The affordability of fresh, healthy groceries is something that most people don’t think about. But for families who struggle financially, it’s always top of mind. Going to the grocery store is fraught with difficult decisions because more often than not, trying to get the maximum amount of food to feed your family is paramount, but the costs of produce and healthy foods can quickly eat into your budget.

Therefore, many poor families are unable to meet their dietary needs because they literally cannot afford to meet them. A Tumblr post by user christel-thoughts shows this brutal reality, and just how expensive things like fresh produce can be.

I can totally relate to this message. My four-year-old son is already damn near four feet tall and has more energy than that pink Energizer bunny. It’s not surprising that he’s constantly hungry. The amount of shopping I have to do to keep him sufficiently nourished boggles the mind.

While I’m glad that he loves fresh fruit, produce isn’t cheap. In any given week, my produce bill alone can cost anywhere between 10 and 20 dollars. A week.

Most of the time, I only buy produce that’s on sale, which might extend my budget a bit. But even if I try to buy the least ripe container of strawberries in the store, they only have a shelf life of a few days before they start to rot.

For low-income families with dietary restrictions, a new barrier to accessibility is thrown up. For families who eat vegetarian or vegan, those costs add up too. And if you have to live gluten free, forget about it.

I have relied on my SNAP benefits to purchase the bulk of my groceries, but for a family of two, buying a lot of fresh produce on that budget is attainable. For bigger families, especially those who are receiving the similar benefits, they have to make that money stretch a lot farther. It’s easy for me to spend six dollars for blueberries, but a family of five may spend that same amount on something like ramen noodles or cheap frozen dinners.

Oftentimes it’s more economical to eat unhealthy foods. Thanks to coupons and app deals, a fast food meal can cost significantly less than a homemade meal.
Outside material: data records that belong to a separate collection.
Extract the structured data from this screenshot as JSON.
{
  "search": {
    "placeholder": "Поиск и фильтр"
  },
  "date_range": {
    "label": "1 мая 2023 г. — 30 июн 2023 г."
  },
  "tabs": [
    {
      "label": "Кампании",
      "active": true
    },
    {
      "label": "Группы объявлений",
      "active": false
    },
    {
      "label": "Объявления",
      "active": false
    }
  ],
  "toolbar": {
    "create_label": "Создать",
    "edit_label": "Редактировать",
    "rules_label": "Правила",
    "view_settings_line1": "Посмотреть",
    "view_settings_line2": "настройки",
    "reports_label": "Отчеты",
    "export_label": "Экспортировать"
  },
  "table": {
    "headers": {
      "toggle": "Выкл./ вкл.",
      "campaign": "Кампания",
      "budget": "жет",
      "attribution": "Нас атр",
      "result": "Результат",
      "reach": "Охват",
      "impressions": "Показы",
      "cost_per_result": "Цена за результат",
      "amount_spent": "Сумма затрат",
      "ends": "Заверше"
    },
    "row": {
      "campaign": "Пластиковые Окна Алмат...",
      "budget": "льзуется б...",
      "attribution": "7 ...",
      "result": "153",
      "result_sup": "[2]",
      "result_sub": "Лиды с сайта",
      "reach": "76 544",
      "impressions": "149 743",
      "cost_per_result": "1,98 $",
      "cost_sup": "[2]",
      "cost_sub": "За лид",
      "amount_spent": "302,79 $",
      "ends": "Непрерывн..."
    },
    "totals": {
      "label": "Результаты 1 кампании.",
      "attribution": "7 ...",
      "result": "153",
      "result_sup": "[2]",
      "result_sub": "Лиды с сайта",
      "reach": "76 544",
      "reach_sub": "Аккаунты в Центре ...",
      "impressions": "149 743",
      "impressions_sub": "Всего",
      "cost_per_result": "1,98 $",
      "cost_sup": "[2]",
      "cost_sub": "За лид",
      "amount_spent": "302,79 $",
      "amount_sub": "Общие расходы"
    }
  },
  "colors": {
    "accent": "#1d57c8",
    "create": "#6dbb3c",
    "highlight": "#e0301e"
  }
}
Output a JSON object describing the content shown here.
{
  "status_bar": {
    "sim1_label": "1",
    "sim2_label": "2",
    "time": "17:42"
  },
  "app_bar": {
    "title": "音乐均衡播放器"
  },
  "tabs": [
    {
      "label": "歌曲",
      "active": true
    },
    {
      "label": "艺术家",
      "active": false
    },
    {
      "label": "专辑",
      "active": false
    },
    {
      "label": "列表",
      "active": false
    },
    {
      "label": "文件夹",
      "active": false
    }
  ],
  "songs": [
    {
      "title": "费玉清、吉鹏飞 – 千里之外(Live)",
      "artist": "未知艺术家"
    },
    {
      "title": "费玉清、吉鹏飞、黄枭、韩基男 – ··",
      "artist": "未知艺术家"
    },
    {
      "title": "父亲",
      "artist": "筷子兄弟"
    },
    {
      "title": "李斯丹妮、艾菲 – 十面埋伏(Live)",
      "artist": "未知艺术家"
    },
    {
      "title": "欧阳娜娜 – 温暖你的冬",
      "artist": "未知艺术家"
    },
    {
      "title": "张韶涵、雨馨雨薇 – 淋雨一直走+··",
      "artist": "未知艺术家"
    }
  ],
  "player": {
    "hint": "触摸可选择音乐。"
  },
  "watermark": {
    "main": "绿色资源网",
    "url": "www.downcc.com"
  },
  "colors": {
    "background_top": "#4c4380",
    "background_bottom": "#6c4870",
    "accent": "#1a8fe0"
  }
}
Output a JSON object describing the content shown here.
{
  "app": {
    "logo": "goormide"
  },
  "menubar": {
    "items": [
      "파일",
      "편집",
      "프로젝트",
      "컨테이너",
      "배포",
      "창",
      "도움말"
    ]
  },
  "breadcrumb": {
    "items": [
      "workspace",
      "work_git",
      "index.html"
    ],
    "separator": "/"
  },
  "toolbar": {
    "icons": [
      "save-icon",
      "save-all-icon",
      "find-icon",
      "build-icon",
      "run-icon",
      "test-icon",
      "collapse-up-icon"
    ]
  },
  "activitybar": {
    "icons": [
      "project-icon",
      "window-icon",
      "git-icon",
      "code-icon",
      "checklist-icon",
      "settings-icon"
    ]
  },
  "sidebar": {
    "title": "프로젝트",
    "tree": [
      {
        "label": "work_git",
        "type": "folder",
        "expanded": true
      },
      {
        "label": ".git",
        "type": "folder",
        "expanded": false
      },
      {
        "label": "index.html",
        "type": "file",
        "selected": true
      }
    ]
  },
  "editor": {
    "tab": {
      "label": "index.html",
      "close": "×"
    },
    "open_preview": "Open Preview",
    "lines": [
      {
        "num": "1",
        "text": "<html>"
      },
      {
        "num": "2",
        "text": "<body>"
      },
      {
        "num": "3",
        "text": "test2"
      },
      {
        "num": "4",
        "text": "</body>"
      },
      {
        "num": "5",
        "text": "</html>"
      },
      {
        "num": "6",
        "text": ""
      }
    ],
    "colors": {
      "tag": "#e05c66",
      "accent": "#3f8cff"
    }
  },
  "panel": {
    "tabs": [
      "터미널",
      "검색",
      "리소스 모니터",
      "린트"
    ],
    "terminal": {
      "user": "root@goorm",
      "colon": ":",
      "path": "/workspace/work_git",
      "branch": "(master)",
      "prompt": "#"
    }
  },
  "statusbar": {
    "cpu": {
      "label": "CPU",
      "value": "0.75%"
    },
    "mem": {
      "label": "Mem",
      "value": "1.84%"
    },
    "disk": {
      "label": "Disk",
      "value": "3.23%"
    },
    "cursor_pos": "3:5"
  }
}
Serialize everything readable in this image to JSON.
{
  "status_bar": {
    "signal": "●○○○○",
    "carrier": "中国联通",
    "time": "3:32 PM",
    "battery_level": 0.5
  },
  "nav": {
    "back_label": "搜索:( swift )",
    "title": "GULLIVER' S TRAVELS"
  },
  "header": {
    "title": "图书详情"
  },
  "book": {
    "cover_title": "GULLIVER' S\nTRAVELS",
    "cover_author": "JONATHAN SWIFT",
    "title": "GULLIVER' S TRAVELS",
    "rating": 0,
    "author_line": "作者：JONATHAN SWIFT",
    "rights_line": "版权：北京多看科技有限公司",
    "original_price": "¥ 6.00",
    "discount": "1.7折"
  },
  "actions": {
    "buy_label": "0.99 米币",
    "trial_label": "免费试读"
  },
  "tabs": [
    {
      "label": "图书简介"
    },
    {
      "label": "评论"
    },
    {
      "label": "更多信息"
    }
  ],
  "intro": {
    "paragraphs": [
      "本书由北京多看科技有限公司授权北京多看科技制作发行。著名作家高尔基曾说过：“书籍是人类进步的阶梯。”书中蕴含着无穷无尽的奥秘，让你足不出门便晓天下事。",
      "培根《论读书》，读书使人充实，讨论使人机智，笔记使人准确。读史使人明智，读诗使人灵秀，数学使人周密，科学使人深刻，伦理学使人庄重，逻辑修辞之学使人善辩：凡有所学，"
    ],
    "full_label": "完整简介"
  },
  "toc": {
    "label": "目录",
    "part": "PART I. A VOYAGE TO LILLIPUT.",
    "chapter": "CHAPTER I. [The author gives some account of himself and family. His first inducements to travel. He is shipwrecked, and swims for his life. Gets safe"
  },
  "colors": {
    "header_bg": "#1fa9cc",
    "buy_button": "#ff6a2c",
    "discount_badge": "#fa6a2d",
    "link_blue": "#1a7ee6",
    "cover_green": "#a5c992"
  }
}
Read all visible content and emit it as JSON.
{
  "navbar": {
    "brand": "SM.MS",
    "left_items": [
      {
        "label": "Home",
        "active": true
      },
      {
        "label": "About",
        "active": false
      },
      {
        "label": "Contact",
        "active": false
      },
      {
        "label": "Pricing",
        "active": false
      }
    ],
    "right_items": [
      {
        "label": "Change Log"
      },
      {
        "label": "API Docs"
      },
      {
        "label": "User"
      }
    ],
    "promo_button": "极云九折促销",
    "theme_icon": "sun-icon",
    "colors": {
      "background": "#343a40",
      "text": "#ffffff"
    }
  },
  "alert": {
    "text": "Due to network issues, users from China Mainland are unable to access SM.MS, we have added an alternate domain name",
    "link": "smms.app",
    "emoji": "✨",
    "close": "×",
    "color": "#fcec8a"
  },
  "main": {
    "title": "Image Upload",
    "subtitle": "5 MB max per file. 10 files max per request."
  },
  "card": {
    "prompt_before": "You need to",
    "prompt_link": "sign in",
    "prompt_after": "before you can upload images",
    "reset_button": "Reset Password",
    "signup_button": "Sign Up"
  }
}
Given that many working families can barely make enough money to keep a roof over their heads, it changes their perspective and priorities. Many parents would love to be able to give their families more healthy food options, but the logistics of that are difficult, if not impossible.

I’m lucky that I live within walking distance of three sizable grocery stores. That means when my son goes through a week’s worth of apples in three days, I can throw my shoes on and run to the grocery store and be home again quickly. But for people who live in rural areas, or food deserts, it could be miles to the nearest grocery store. And there’s no guarantee that it’s a well-stocked grocery store.

Food deserts are a very real thing, and they greatly impact how people feed themselves and their families. According to the USDA, 2.1 million households, which is 1.8% of all households, fit the government criteria for a food desert — which is basically an area where there isn’t access to healthy nutritious food, either because of income or because of low access.

Since a food desert is described as an area with limited access to healthy food, it doesn’t mean that people who live in food deserts are starving. It’s just that the food they do have access to is likely fast food or processed foods high in sugars and sodium. It is no coincidence that, in these areas, obesity is often prevalent. After all, when you’re surrounded by fast food and your access to fresh produce and healthier food options is limited, you’re going to eat what you can get.

That’s why the argument that poor people should just eat better is so damn frustrating. It’s just not that easy to do. For some people, it means asking friends for rides to get to the grocery store and staying beholden to someone else’s schedule. For others, it means time on public transport if it’s reliable. For others, it means risking paying the electric bill in order to buy something as standard as broccoli or a head of cabbage.

Poor people do not always have the choice to eat the healthiest food. Sometimes eating things like fast food and heavily processed food are their only options for a meal. Making sure their families are fed is the top priority.

People who choose to shame the poor for their food choices are usually people who have lost the ability to be empathetic to the struggles of poor people in this country. Shaming poor people for the way they eat is steeped in privilege — the privilege of having been able to move out of poverty, or the privilege of never having been poor in the first place. Struggling to feed your family is hard enough without the judgment of strangers.